Nationwide profits fall on bad loans and PPI compensation

Nationwide branch Nationwide is the UK's largest building society

Nationwide building society has reported a fall in half-year profits, partly due to bad commercial loans and money set aside for PPI compensation.

Profit before tax for the six months to the end of September was £124m, down from £238m a year earlier.

Nationwide set aside a further £45m to cover claims for payment protection insurance (PPI) mis-selling.

However, income rose to £1.2bn after strong mortgage lending and growth in the number of current accounts.

"We have continued to demonstrate our success," said Nationwide chief executive Graham Beale.

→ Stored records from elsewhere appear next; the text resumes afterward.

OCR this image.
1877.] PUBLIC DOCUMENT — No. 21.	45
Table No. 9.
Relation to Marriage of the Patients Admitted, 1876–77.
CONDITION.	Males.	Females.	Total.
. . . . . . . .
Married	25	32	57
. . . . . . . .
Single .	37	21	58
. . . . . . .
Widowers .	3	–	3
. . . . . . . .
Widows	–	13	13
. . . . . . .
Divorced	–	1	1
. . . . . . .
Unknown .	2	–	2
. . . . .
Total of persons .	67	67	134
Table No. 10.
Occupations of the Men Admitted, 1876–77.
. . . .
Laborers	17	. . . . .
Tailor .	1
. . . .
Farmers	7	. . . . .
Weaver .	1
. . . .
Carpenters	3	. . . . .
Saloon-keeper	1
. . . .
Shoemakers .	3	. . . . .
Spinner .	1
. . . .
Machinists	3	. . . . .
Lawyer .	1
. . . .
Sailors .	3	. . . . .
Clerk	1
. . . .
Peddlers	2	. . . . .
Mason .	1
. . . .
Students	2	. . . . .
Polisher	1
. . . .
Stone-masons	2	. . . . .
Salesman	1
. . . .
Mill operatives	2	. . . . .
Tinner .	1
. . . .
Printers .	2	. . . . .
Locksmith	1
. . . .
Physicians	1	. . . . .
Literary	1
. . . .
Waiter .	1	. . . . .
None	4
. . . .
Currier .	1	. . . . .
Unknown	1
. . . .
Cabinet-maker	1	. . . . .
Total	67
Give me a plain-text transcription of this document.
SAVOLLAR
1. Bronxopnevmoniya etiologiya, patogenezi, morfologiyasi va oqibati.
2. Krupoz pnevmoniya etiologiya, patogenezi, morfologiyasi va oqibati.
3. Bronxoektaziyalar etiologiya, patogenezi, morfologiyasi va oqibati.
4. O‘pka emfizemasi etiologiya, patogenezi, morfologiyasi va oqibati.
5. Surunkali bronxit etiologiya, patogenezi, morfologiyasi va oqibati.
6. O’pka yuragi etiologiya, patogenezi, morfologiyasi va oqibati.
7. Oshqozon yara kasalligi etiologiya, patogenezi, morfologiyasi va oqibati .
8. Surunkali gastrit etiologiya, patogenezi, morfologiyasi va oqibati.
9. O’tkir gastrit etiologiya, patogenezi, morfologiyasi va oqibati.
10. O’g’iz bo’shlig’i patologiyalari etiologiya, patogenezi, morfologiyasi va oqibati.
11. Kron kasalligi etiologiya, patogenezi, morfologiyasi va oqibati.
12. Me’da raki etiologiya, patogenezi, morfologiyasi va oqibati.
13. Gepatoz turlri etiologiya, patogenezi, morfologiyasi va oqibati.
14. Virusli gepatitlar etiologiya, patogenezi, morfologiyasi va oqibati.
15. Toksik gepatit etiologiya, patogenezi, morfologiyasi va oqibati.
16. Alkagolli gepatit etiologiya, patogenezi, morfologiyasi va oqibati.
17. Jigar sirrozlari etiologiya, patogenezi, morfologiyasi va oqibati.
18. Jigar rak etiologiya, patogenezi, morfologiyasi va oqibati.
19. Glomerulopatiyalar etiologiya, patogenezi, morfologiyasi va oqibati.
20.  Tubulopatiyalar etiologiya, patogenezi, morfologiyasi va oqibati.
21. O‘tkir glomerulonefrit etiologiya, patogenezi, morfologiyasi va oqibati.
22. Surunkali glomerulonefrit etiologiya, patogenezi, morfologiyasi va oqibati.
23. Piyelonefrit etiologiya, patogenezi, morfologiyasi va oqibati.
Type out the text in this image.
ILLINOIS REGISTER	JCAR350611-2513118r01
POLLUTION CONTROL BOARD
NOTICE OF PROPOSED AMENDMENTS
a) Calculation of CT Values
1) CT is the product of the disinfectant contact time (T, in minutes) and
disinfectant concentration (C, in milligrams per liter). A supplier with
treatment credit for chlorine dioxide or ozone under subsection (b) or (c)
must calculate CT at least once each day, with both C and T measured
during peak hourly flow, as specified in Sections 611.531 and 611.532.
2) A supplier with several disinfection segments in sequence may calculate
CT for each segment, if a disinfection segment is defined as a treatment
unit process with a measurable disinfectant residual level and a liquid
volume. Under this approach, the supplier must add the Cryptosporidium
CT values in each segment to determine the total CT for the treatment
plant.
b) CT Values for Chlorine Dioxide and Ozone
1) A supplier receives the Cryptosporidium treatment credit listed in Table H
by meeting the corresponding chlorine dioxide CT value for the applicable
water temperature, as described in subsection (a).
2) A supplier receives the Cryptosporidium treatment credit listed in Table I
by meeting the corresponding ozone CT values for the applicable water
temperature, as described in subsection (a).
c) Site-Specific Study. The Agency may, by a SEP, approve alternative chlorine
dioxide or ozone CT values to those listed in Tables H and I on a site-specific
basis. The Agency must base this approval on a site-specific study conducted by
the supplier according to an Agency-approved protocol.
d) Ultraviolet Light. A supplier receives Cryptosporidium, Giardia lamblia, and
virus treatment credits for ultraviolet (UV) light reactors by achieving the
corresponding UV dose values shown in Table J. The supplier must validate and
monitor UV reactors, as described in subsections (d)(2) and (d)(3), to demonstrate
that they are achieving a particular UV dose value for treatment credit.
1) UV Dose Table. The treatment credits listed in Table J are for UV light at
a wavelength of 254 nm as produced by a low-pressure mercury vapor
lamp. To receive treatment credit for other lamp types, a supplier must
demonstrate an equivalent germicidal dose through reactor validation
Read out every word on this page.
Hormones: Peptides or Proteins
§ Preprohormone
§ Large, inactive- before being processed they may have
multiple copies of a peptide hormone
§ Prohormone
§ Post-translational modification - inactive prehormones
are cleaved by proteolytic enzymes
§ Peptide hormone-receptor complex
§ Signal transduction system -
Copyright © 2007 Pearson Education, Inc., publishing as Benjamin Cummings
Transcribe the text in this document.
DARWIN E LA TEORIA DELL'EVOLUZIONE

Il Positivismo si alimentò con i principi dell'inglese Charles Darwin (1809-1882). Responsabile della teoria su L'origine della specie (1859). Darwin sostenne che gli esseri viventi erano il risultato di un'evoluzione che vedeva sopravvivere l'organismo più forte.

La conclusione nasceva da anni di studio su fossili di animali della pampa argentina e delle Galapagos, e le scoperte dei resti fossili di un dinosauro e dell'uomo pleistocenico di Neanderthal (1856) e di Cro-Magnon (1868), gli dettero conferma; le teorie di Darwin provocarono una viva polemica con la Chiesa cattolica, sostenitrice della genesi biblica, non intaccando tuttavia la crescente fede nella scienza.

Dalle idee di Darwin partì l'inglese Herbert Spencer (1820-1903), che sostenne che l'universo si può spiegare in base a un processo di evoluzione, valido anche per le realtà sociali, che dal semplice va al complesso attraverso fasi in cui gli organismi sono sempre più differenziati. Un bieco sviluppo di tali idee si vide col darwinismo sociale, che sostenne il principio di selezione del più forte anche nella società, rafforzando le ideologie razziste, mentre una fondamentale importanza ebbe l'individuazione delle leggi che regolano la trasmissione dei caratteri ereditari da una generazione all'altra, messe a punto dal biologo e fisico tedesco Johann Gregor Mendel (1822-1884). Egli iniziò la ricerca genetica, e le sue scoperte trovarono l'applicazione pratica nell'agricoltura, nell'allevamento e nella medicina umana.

"The first half of the year was our highest six month mortgage lending period for four years, we helped almost twice as many first time buyers finance their new homes, [and] we welcomed twice as many current account customers moving their accounts to us from the banks."

He added that gross mortgage lending had risen by 15% to £10.2bn compared with a year earlier, with £2.5bn lent to first-time buyers.

The big drop in pre-tax profits was largely down to the accounting value of derivatives used to insure the business against movements in exchange rates and interest rates. In the first six months of the last financial year, the company made a profit on these activities of £71m. This year, it made a loss of £14m.

Losses on commercial property loans also increased, to £193m. Nationwide said it did not anticipate "any significant improvement" in the prospects for the sector until the end of the 2013-14 financial year at the earliest.

Eyeing expansion

Mr Beale also told the Reuters news agency that the building society was interested in buying the 316 branches being sold by Royal Bank of Scotland.

PPI provisions at 27 November 2012: Total £13.01bn

  • Lloyds: £5.275bn
  • RBS: £1.735bn
  • Barclays: £2.176bn
  • HSBC: £1.333bn
  • Santander: £821m
  • MBNA: £506m
  • NRAM (Northern Rock and Bradford & Bingley): £293m
  • Yorkshire and Clydesdale banks: £275m
  • Co-op bank: £120m
  • Nationwide BS: £173m
  • Capital One: £66m
  • Tesco: £92m
  • Welcome Financial: £113m
  • Principality BS: £27m
  • Source: Which?

The sale of the branches is a condition being forced on RBS by the European Commission after the bank received a multi-billion pound state bailout in the 2008 financial crisis. A planned deal to sell the branches to Santander collapsed last month.

Nationwide plans to start lending to small and medium-sized firms in 2014, and sees the purchase of the RBS branches as a way of speeding up progress in this area.

"Strategically we want to enter into the SME (small and medium-sized enterprise) space. If there's anything I could do that would accelerate our strategy it would be of interest," Mr Beale told Reuters.

"Within that context, RBS is something which we will watch very carefully."

However, he added that there were "clearly some enormous complexities" over such a purchase, given the fact that the Santander deal was scrapped.

"We need to understand just what those issues are before we can be committal on the point," he said.